Bit Of Honey And Almond Fudge is the perfect combination, a timeless classic.
Bit Of Honey And Almond Fudge - Full Of Healthy Fats And Raw Honey Sweetened
The most flavorful, rich and succulent stewed chicken in broth.
Dutch Oven Whole Stewed Chicken - One Pot Cooking


Saturday 6th of March 2021

I am a routine person. For weekend lunches, we almost always eat crepes or pancakes made with sourdough discard. I usually mix the discard with some water, ground chia and buckwheat flour. Today, I was too lazy to get my flour so I searched for a recipe with no added flour. That's how I ended up here.

I thought the batter was too liquid but I gave it a try in the pan and it was all good! I didn't add the vanilla and the sugar because I usually dip my crepes in maple syrup.

Today, I garnished them with swiss cheese, asparagus and ham. I decided not to dip them in maple syrup as usual because they were perfect like that. My hubby loved them too so I'll make them again!

Butter For All

Sunday 7th of March 2021

Hi Mélanie!

What a lovely testimony! Thank you so much for sharing.
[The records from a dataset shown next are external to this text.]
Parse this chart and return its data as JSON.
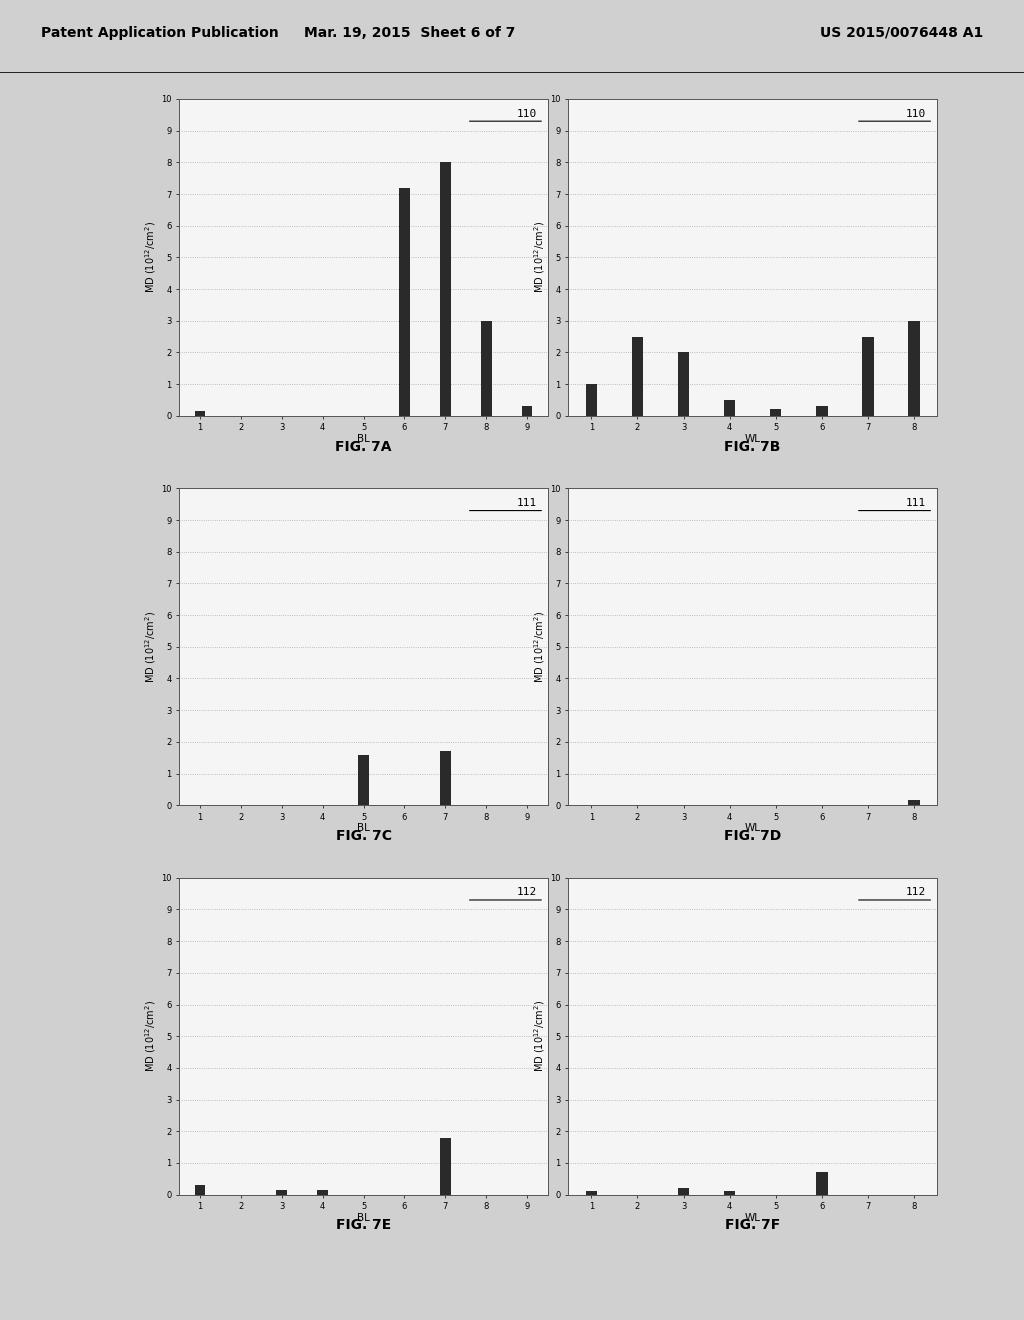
{
  "background_color": "#d0d0d0",
  "header_text": "Patent Application Publication",
  "header_date": "Mar. 19, 2015  Sheet 6 of 7",
  "header_patent": "US 2015/0076448 A1",
  "charts": [
    {
      "label": "110",
      "fig_label": "FIG. 7A",
      "x_axis_label": "BL",
      "x_values": [
        1,
        2,
        3,
        4,
        5,
        6,
        7,
        8,
        9
      ],
      "y_values": [
        0.15,
        0.0,
        0.0,
        0.0,
        0.0,
        7.2,
        8.0,
        3.0,
        0.3
      ],
      "ylim": [
        0,
        10
      ],
      "yticks": [
        0,
        1,
        2,
        3,
        4,
        5,
        6,
        7,
        8,
        9,
        10
      ]
    },
    {
      "label": "110",
      "fig_label": "FIG. 7B",
      "x_axis_label": "WL",
      "x_values": [
        1,
        2,
        3,
        4,
        5,
        6,
        7,
        8
      ],
      "y_values": [
        1.0,
        2.5,
        2.0,
        0.5,
        0.2,
        0.3,
        2.5,
        3.0
      ],
      "ylim": [
        0,
        10
      ],
      "yticks": [
        0,
        1,
        2,
        3,
        4,
        5,
        6,
        7,
        8,
        9,
        10
      ]
    },
    {
      "label": "111",
      "fig_label": "FIG. 7C",
      "x_axis_label": "BL",
      "x_values": [
        1,
        2,
        3,
        4,
        5,
        6,
        7,
        8,
        9
      ],
      "y_values": [
        0.0,
        0.0,
        0.0,
        0.0,
        1.6,
        0.0,
        1.7,
        0.0,
        0.0
      ],
      "ylim": [
        0,
        10
      ],
      "yticks": [
        0,
        1,
        2,
        3,
        4,
        5,
        6,
        7,
        8,
        9,
        10
      ]
    },
    {
      "label": "111",
      "fig_label": "FIG. 7D",
      "x_axis_label": "WL",
      "x_values": [
        1,
        2,
        3,
        4,
        5,
        6,
        7,
        8
      ],
      "y_values": [
        0.0,
        0.0,
        0.0,
        0.0,
        0.0,
        0.0,
        0.0,
        0.15
      ],
      "ylim": [
        0,
        10
      ],
      "yticks": [
        0,
        1,
        2,
        3,
        4,
        5,
        6,
        7,
        8,
        9,
        10
      ]
    },
    {
      "label": "112",
      "fig_label": "FIG. 7E",
      "x_axis_label": "BL",
      "x_values": [
        1,
        2,
        3,
        4,
        5,
        6,
        7,
        8,
        9
      ],
      "y_values": [
        0.3,
        0.0,
        0.15,
        0.15,
        0.0,
        0.0,
        1.8,
        0.0,
        0.0
      ],
      "ylim": [
        0,
        10
      ],
      "yticks": [
        0,
        1,
        2,
        3,
        4,
        5,
        6,
        7,
        8,
        9,
        10
      ]
    },
    {
      "label": "112",
      "fig_label": "FIG. 7F",
      "x_axis_label": "WL",
      "x_values": [
        1,
        2,
        3,
        4,
        5,
        6,
        7,
        8
      ],
      "y_values": [
        0.1,
        0.0,
        0.2,
        0.1,
        0.0,
        0.7,
        0.0,
        0.0
      ],
      "ylim": [
        0,
        10
      ],
      "yticks": [
        0,
        1,
        2,
        3,
        4,
        5,
        6,
        7,
        8,
        9,
        10
      ]
    }
  ],
  "bar_color": "#2a2a2a",
  "bar_width": 0.25,
  "grid_linestyle": ":",
  "grid_color": "#aaaaaa",
  "grid_linewidth": 0.6,
  "axes_bg": "#f5f5f5",
  "spine_color": "#555555",
  "tick_fontsize": 6,
  "ylabel_fontsize": 7,
  "xlabel_fontsize": 7.5,
  "label_fontsize": 8,
  "fig_label_fontsize": 10
}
PS. Your lunch sounds like pure heaven. :)


Wednesday 2nd of December 2020

I have made these crepes a number of times now. A huge hit with my significant other. And me!! With the recipe and my cast iron pan we get three each, which I fill with something cheesy (dry smoked salmon last time), something apple/squashy (I have also tried apple/yams), and finally something with berries and fresh whipped cream (45% from a local dairy), for a lovely three-course brunch. I can't wait to try them out on company!

Thank you!

Butter For All

Saturday 5th of December 2020

Wow, Richard!

Your fillings sound incredible! I would love a custom three-course brunch like that. Nicely done!
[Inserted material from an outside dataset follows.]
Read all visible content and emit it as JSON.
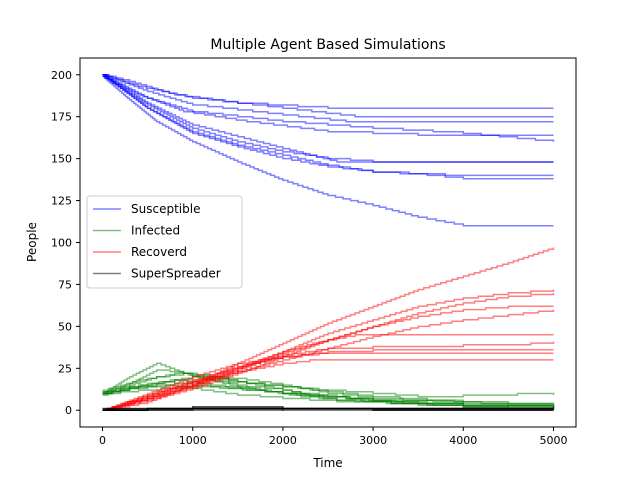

Thursday 15th of October 2020

Wonderful and simple recipe. I enjoyed mine by letting mini dark chocolate chips melt on them, then drizzled my almond butter and maple cream sauce over it. Folded and enjoyed. Thanks... great recipe!!

Butter For All

Thursday 15th of October 2020

Hey John!

That sounds pretty incredible. How do you make your Maple Cream Sauce? I'm intrigued!

:) Courtney


Friday 11th of September 2020

I made these with matcha powder and they came out delish! Posted a pic on my Instagram but haven’t figured out how to make the connection between Instagram and Pinterest. Thanks for the recipe!

Butter For All

Sunday 13th of September 2020

Hi Aiko!

That sounds incredible! You can tag me @butterforall I'd love to see them!


Wednesday 9th of September 2020

Just tried it this morning. They came out very good! Definitely will make again and play around with different fillings.

Butter For All

Sunday 13th of September 2020

Hi Beryl,

I'm so happy you enjoyed them! Let me know what you try, I love to hear how people are using these recipes!